Wojciech Niemiec

Personal information
- Date of birth: 21 October 1956
- Place of birth: Przemyśl, Poland
- Date of death: 28 December 2021 (aged 65)
- Height: 1.81 m (5 ft 11 in)
- Position(s): Defender

Senior career*
- Years: Team / Apps / (Gls)
- 1971–1973: Polonia Przemyśl
- 1973–1976: Stal Mielec / 2 / (0)
- 1976–1977: Legia Warsaw / 0 / (0)
- 1977–1978: Zawisza Bydgoszcz / 7 / (0)
- 1978: Goplania Inowrocław
- 1978: Stal Mielec / 0 / (0)
- 1979–1990: Stal Stalowa Wola
- 1993–1994: Polonia Hamburg

= Wojciech Niemiec =

Polish footballer (1956–2021)

Wojciech Niemiec (21 October 1956 – 28 December 2021) was a Polish footballer who played as a defender.

==Club career==
He started his career in Polonia Przemyśl, then he moved to Stal Mielec where he won the Polish championship in 1976. In the 1976–77 season, he played for Legia Warsaw, making one appearance and scoring in a League Cup fixture against Stal Mielec.

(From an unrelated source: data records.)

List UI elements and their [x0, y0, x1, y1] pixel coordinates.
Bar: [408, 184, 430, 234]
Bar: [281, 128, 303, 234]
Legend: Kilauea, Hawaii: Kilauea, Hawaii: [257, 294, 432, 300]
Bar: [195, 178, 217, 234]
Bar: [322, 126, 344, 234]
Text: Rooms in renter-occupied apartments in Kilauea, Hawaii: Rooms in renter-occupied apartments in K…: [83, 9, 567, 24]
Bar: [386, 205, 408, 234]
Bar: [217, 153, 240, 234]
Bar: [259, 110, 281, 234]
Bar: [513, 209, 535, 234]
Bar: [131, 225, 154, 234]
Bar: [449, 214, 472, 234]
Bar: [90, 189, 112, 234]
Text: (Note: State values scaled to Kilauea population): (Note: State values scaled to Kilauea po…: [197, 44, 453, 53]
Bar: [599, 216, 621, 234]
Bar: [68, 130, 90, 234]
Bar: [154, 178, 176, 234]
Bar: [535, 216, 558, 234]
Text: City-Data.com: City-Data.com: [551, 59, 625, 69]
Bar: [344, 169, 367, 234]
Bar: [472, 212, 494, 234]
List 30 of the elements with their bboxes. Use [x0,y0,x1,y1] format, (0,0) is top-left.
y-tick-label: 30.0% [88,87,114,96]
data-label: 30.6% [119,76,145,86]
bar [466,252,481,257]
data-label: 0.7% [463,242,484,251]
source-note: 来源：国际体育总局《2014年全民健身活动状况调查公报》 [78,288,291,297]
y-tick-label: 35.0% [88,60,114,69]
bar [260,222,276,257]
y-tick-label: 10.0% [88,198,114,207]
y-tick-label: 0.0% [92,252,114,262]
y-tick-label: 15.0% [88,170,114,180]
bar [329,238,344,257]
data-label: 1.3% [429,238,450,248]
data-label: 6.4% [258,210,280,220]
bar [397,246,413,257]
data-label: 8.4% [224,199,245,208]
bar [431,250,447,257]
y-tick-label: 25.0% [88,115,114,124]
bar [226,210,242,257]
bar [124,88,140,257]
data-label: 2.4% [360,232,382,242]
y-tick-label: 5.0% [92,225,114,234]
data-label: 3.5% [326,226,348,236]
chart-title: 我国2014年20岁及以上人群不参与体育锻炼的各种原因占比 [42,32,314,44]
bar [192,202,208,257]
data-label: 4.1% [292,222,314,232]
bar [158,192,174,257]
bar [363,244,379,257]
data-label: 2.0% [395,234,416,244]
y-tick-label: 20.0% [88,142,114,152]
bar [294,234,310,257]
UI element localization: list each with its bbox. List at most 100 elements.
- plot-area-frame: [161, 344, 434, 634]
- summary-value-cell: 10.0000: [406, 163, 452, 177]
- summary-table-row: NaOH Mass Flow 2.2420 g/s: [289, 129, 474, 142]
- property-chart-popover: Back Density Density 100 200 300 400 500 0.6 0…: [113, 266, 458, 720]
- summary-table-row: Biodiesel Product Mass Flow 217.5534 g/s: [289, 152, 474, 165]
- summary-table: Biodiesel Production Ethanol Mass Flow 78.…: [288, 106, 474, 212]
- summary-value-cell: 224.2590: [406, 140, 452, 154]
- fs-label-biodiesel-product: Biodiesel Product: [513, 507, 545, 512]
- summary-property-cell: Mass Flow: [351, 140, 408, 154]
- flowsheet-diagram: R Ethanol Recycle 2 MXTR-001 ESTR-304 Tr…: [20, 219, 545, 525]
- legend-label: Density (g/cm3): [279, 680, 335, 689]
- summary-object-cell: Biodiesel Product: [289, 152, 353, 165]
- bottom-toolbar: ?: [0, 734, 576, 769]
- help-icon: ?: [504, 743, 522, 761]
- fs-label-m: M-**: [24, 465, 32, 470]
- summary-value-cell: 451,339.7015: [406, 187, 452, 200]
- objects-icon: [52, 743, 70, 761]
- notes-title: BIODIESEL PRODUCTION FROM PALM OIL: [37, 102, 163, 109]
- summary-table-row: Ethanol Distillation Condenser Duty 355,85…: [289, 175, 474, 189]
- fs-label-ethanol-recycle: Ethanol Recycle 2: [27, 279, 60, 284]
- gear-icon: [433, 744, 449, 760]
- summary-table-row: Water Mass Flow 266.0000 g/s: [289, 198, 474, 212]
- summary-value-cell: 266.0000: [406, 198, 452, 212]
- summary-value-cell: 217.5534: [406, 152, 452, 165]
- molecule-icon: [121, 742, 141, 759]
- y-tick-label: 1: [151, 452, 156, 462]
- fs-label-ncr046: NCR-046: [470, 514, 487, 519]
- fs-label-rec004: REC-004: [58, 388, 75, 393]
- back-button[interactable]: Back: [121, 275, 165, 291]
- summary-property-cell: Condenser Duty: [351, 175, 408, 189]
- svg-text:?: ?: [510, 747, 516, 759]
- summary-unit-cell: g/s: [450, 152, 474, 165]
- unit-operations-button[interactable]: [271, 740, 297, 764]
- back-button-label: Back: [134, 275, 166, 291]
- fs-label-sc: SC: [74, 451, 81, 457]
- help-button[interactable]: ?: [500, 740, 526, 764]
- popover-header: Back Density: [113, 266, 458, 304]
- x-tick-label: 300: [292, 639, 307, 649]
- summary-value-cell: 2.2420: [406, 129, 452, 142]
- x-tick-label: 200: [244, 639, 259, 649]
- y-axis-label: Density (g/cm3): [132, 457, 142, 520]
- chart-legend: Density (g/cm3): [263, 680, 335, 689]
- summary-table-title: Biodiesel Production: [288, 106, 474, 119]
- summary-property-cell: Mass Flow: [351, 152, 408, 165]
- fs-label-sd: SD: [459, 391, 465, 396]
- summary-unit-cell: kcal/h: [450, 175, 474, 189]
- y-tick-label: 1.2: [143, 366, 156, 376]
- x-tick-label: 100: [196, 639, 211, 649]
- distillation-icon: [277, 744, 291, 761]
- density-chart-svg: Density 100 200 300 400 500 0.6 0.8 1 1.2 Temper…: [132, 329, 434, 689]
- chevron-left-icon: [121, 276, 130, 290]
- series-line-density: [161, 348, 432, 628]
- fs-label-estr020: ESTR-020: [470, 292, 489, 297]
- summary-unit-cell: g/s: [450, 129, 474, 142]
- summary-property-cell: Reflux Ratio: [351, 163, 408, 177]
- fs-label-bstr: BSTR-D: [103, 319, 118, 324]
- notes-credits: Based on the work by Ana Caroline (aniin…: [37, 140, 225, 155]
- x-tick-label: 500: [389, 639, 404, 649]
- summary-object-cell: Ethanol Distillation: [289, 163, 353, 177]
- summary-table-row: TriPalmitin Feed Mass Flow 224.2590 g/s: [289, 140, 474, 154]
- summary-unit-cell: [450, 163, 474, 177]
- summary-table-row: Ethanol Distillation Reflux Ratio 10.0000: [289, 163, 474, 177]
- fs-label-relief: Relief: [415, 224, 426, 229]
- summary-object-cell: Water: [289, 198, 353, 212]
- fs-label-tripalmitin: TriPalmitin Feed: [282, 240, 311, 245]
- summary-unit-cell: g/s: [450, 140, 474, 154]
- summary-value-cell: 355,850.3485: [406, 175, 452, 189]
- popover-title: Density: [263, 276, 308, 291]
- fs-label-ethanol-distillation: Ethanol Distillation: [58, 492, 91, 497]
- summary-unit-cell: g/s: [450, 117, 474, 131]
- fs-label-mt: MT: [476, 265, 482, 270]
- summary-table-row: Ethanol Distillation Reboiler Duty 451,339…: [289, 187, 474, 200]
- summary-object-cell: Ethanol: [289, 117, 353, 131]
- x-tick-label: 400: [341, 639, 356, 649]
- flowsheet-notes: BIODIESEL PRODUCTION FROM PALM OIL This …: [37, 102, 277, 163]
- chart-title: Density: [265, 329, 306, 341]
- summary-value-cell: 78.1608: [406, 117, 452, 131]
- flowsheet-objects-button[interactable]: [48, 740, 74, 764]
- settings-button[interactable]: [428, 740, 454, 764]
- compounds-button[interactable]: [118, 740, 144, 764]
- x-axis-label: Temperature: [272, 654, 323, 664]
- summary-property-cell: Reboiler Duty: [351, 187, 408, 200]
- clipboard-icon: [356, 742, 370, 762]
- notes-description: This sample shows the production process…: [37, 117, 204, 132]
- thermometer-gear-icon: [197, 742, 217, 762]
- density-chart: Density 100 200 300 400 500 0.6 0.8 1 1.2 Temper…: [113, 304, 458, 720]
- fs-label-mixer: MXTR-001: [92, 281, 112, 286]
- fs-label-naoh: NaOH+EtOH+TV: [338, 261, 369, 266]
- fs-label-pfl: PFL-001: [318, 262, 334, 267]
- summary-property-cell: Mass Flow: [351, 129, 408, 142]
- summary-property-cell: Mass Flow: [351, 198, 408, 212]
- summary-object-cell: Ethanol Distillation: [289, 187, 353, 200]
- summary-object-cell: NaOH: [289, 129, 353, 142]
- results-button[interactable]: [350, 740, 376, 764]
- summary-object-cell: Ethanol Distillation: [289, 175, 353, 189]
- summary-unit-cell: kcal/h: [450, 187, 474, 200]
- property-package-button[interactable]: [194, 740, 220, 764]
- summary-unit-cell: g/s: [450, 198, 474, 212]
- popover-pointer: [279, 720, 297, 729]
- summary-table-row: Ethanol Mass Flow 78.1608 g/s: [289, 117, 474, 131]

Later, he played for Zawisza Bydgoszcz for a season, and for the last 11 years of his career, for Stal Stalowa Wola. From 1993 to 1994, he was still playing for the Polish diaspora in Hamburg.

==Personal life and death==
Niemiec was born in Przemyśl, Poland. He died on 28 December 2021, at the age of 65.